You have to keep in mind that this is a fragile government. This is a fragile political order in Lebanon, just barely out of 30 years domination by the Syrians. So we are going through a transitional period. This is a government where you have a decent, moderate, modern man, Fouad Siniora, trying to convince Hezbollah to allow the government to exert control over the Lebanese territories by avoiding civil war, by avoiding taking on Hezbollah in a frontal attack that could split the army along sectarian lines. It’s a very delicate situation.
What the Israelis are doing right now, attacking Hezbollah, but in the end they are unraveling the very political structure in Lebanon that they claim they need so that Lebanon can become healthy.
KURTZ: We’ll leave that debate for another day.
Since you’re both here in Washington, I want to ask you about the American media coverage. Does it seem to you, Yaron Deckel, that the coverage has been fair or, in all honesty, Israel, a long-time U.S. ally, has the coverage been much more sympathetic to the plight of Israel than to the destruction being visited upon Lebanon?
DECKEL: I think we see both sides. You talked to two — a few reporters, both in Lebanon and Northern Israel. We can see both sides. But I do believe that the American people could understand the Israeli side.
I — may I quote Senator John McCain, whom I interviewed this week when he met the Israeli ambassador? And he said, “What would we do, Americans, if Arizona was attacked?” And let me elaborate what would have happened if two U.S. Border Patrol, instead of looking for immigrants, were abducted by Mexico, or San Diego being hit by rockets from Tijuana? What would be the cause? How would the U.S. defend itself when it was attacked? We all remember, there is no need for that.
Now I think most of the people, he understands that Israel didn’t provoke this time.

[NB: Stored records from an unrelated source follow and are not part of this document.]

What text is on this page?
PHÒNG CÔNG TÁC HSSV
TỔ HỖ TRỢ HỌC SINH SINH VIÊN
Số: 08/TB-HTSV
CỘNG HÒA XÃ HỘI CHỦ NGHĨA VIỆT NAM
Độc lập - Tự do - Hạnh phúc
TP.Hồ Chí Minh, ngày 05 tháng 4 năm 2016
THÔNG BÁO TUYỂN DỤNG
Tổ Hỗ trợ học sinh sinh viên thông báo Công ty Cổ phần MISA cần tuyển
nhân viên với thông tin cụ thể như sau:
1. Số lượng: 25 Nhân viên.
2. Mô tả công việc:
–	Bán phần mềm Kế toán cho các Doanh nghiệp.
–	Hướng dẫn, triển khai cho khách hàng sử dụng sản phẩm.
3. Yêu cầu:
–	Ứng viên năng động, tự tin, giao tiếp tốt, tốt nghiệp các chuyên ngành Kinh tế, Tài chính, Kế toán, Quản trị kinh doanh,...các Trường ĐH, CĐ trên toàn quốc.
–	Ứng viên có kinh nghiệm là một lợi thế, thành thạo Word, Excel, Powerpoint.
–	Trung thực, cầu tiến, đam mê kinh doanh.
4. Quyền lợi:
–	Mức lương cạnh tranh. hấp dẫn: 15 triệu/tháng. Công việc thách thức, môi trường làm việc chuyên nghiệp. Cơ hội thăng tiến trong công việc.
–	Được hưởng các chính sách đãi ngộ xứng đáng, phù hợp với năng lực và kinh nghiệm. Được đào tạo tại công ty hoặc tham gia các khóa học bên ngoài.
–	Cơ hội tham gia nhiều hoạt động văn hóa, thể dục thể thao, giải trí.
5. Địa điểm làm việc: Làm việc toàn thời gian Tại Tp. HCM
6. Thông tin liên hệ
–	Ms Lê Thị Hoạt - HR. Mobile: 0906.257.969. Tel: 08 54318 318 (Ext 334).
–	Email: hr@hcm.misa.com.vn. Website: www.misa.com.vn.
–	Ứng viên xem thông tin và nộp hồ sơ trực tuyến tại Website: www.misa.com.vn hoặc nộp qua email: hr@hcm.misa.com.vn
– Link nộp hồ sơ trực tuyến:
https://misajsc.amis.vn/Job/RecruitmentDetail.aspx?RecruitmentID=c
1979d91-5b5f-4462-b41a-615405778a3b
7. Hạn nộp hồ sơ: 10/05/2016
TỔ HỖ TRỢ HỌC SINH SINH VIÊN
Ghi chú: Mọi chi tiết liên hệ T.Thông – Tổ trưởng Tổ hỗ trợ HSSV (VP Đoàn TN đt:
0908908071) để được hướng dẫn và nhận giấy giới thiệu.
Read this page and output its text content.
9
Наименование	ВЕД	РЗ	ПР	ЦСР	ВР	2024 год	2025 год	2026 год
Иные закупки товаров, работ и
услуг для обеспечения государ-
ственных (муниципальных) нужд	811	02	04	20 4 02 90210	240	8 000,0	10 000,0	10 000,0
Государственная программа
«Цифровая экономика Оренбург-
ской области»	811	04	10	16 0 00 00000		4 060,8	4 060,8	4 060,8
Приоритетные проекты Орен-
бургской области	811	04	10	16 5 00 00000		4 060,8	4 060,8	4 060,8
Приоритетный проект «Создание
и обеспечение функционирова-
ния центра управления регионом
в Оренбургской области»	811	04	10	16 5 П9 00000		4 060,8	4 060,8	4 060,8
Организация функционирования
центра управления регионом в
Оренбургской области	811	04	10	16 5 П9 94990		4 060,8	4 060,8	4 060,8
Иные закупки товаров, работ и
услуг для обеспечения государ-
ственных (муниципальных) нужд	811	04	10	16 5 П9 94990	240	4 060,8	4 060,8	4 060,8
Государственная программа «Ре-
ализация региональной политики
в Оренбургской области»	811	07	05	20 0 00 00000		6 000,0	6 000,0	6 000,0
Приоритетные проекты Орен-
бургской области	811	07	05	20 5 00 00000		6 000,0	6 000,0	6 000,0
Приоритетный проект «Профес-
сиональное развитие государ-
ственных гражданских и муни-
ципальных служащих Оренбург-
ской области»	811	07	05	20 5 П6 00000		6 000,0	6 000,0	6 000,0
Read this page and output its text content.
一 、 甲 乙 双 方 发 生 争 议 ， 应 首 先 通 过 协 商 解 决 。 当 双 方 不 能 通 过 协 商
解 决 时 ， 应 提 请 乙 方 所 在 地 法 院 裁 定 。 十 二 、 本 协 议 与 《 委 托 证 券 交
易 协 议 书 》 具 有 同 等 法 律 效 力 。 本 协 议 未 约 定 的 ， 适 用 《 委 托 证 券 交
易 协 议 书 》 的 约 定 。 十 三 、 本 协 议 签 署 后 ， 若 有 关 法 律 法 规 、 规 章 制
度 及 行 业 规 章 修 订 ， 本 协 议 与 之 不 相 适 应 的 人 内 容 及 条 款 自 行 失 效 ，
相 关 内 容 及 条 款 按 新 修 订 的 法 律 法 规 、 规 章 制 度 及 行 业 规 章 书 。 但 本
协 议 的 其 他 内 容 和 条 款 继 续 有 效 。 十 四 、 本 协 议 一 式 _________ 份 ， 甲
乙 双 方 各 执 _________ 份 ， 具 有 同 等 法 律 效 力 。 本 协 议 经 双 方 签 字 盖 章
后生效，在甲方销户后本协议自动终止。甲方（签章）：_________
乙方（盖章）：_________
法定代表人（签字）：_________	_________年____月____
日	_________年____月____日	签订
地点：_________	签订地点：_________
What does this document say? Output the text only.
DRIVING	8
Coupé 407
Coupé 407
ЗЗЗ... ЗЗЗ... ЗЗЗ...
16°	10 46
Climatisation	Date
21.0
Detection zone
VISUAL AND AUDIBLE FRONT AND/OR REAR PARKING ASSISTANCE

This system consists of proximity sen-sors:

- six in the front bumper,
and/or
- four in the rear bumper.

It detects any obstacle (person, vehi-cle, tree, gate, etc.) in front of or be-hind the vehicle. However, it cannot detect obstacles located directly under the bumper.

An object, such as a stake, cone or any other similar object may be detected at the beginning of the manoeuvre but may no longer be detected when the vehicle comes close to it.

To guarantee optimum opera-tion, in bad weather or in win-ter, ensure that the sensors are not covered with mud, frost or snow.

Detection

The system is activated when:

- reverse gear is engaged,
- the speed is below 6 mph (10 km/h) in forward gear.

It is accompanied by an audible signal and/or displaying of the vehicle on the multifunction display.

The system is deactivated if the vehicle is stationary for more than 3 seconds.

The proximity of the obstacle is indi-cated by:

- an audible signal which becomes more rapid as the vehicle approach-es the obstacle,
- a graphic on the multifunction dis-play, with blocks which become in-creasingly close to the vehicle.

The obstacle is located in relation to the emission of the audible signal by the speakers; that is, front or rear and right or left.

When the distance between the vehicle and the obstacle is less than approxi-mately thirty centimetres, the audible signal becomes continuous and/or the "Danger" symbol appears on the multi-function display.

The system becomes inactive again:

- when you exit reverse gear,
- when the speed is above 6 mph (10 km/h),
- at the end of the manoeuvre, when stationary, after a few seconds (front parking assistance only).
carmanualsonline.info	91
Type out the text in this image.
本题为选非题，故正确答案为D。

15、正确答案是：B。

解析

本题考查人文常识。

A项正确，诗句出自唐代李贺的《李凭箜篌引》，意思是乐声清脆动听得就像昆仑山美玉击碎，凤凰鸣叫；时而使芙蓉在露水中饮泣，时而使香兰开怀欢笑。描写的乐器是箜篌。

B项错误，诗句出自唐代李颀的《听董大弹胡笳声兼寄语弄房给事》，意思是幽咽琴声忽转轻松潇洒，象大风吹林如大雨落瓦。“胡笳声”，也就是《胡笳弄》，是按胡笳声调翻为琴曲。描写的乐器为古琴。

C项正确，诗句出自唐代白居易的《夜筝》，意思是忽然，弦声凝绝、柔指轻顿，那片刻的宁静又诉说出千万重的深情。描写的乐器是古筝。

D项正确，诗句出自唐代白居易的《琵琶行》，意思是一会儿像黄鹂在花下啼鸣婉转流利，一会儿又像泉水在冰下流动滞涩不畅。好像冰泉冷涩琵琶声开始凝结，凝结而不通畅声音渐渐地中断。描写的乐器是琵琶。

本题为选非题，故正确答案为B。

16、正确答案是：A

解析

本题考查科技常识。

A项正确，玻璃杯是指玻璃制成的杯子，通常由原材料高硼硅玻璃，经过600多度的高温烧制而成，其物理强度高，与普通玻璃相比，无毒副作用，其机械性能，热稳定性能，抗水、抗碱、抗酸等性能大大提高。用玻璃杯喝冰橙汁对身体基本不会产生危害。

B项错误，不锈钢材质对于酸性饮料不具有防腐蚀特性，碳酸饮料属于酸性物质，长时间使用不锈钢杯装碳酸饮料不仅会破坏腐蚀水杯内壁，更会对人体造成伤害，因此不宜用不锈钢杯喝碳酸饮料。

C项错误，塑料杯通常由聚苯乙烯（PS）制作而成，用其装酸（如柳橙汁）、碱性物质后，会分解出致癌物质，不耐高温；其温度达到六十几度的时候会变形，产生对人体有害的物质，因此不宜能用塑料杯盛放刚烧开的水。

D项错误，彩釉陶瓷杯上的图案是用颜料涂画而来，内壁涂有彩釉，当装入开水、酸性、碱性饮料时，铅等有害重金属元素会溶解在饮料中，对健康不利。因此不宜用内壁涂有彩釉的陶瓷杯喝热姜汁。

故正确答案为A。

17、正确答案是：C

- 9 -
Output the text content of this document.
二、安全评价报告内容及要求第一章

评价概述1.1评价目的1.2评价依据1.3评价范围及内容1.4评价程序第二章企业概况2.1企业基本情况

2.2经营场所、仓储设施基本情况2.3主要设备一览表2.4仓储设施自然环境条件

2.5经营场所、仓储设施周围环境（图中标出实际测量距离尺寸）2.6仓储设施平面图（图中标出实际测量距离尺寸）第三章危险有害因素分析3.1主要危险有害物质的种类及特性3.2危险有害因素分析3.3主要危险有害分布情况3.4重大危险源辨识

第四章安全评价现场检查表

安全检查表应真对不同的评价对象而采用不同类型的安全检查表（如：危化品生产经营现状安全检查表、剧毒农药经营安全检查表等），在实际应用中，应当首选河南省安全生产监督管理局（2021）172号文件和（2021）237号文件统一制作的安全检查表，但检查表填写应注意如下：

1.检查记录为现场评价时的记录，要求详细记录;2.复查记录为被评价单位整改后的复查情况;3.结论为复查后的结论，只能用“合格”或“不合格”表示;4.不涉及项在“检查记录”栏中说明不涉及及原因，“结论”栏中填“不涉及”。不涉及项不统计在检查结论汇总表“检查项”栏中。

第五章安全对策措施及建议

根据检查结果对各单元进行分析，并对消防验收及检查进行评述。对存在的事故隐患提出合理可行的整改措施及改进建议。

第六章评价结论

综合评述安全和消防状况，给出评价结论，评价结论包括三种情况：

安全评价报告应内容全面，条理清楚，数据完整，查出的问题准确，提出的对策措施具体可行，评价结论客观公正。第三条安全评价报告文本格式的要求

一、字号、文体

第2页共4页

KURTZ: Right. But there is clearly a question about whether there’s been a disproportionate response.
DECKEL: What is a proportionate response? Abducting two Hezbollah people? That would be a proportional response?
MELHEM: This whole comparison between Canada and Mexico and America doesn’t hold water; it’s silly. There is a situation of peace between Canada and Mexico and America. There’s a situation of conflict between the Arabs and the Israelis.
People think that this began only a few weeks ago. It’s more complex than that.
MELHEM: The American media is supportive of Israel in general, especially on television. Now in print, the reporters who are working on the field, especially in print, are doing a very good job. Nobody can come close to Anthony Shadid in the Washington Post. He’s a brilliant guy who really gives you the whole tragic situation in Lebanon.
KURTZ: All right. This is a conversation that will continue. We appreciate your being here this morning. Yaron Deckel, Hisham Melhem, thanks very much for joining us.